The MASH belongs to and supports the Army’s V Corps, based in Heidelberg, officials said.
Several other units from V Corps recently received deployment orders for the Middle East region.
In December, those receiving orders — all from Germany — were the 130th Engineer Brigade, Bamberg; 3rd Corps Support Command, Frankfurt; 22nd Signal Brigade, Darmstadt; and the 94th Engineer Battalion, Vilseck.
In January, those that have received orders to deploy to the Central region, all from Germany, are: the 12th Aviation Brigade out of Giebelstadt, flying UH-60 Black Hawk and CH-47 Chinook helicopters; the 5th Battalion, 158th Aviation Regiment, 11th Attack Helicopter Regiment, Illesheim; the 6th Squadron, 6th Cavalry Regiment, flying AH-64D Apache Longbow attack helicopters; the 130th Engineer Brigade, 54th Engineer Battalion, Bamberg; the 17th Signal Battalion, Kitzingen; and 18th Military Police Brigade, Mannheim.

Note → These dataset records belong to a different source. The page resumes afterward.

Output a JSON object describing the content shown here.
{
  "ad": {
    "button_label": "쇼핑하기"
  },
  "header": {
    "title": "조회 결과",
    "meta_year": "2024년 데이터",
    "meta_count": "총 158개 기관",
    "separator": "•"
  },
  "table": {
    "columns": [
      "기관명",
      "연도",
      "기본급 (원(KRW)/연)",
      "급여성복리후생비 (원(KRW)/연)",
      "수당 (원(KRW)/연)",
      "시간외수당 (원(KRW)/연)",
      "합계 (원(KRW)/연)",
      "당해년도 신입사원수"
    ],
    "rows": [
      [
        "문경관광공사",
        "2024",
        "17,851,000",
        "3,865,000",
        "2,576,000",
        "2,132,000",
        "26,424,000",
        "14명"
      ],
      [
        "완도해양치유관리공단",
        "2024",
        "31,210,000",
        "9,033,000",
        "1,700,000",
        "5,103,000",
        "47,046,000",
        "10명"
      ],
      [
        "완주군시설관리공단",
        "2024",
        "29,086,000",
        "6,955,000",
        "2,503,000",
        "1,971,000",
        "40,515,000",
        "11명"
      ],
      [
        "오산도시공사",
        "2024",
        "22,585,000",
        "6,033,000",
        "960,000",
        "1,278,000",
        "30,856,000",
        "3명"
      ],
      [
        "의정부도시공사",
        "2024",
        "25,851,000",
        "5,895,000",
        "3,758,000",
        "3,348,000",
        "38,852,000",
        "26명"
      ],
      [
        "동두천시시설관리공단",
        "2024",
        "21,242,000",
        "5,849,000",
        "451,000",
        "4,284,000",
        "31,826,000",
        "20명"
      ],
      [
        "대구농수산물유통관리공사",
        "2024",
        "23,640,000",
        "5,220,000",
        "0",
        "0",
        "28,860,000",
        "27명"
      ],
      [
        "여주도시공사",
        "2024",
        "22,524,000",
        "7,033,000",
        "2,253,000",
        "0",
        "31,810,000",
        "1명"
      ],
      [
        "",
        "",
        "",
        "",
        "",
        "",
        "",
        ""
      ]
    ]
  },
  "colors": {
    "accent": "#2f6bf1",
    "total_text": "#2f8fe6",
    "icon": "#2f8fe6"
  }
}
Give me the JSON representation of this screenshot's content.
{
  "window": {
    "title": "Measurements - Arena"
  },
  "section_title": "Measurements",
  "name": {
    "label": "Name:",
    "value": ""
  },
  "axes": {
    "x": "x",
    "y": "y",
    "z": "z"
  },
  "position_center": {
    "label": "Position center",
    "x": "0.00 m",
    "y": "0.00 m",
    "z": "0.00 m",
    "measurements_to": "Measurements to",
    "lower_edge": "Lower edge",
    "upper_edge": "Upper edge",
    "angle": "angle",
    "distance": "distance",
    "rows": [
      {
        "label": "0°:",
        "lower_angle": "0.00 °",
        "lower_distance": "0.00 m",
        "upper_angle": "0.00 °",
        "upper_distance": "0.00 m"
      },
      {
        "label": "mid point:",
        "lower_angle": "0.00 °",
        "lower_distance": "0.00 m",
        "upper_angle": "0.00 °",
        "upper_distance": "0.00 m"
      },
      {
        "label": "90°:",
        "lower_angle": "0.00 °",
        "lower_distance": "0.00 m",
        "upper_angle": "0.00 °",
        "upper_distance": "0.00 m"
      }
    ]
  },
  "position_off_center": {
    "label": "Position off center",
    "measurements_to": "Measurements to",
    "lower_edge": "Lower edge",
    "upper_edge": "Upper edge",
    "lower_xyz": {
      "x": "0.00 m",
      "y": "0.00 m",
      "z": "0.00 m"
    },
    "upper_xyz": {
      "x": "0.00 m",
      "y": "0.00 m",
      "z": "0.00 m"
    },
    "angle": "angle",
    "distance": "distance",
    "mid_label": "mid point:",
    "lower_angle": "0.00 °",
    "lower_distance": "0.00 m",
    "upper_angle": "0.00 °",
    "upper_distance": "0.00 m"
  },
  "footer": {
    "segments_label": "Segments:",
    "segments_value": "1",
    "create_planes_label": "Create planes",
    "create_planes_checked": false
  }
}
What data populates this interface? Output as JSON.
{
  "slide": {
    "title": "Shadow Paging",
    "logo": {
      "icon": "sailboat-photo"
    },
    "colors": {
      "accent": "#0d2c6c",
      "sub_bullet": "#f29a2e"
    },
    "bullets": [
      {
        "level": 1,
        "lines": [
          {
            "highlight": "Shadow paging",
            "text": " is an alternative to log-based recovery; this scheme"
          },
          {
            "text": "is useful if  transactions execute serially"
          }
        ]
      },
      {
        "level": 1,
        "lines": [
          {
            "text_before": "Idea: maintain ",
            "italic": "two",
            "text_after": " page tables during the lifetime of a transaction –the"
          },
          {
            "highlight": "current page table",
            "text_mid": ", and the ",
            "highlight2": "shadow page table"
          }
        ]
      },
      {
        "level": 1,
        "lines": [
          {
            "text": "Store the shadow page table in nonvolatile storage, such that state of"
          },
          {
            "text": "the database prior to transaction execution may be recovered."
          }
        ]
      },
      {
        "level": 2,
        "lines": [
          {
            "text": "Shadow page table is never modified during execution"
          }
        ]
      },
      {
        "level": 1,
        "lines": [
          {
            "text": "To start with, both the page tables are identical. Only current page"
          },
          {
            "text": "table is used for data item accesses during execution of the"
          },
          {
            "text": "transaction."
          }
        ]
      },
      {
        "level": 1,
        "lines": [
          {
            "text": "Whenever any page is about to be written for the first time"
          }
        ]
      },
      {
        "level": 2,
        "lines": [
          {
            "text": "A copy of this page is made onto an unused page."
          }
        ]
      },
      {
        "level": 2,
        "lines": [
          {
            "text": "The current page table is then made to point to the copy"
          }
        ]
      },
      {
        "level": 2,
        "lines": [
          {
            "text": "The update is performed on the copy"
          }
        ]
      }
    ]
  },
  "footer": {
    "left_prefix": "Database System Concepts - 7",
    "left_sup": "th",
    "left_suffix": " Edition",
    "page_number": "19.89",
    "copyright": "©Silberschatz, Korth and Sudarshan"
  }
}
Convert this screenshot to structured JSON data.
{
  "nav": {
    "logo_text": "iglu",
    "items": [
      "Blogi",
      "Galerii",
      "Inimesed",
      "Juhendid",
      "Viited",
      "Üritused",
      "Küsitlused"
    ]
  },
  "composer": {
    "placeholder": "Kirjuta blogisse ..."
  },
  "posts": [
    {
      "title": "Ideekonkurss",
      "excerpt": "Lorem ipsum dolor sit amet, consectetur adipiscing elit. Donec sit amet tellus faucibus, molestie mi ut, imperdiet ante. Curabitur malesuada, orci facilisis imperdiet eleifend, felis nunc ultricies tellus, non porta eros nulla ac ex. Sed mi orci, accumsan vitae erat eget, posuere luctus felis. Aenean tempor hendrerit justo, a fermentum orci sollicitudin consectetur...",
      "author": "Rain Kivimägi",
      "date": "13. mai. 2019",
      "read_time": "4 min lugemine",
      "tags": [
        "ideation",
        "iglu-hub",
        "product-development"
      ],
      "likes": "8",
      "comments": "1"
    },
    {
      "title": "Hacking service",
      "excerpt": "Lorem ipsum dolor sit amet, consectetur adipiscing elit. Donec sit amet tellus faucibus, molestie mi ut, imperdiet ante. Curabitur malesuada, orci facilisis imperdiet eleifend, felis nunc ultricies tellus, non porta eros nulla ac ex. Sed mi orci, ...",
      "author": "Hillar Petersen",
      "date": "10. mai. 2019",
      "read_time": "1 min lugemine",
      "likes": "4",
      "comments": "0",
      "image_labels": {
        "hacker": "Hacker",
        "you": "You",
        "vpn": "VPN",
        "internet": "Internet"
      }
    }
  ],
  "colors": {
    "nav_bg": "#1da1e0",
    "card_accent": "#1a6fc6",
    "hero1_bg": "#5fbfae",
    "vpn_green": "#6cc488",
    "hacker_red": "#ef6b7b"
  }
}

The MASH unit normally mobilizes with an emergency room, operating rooms, decontamination section, intensive care rooms, a laboratory, radiology section and a pharmacy, MASH officials said August.
The unit may also bring its own dining facility, laundry, bath, medical maintenance and transportation sections.
Army officials can deploy the MASH in different sizes, ranging from small to large hospitals and configurations depending on the operating environment.
However, Army officials could not disclose the magnitude of the deployment or how many servicemembers are leaving, Patton said.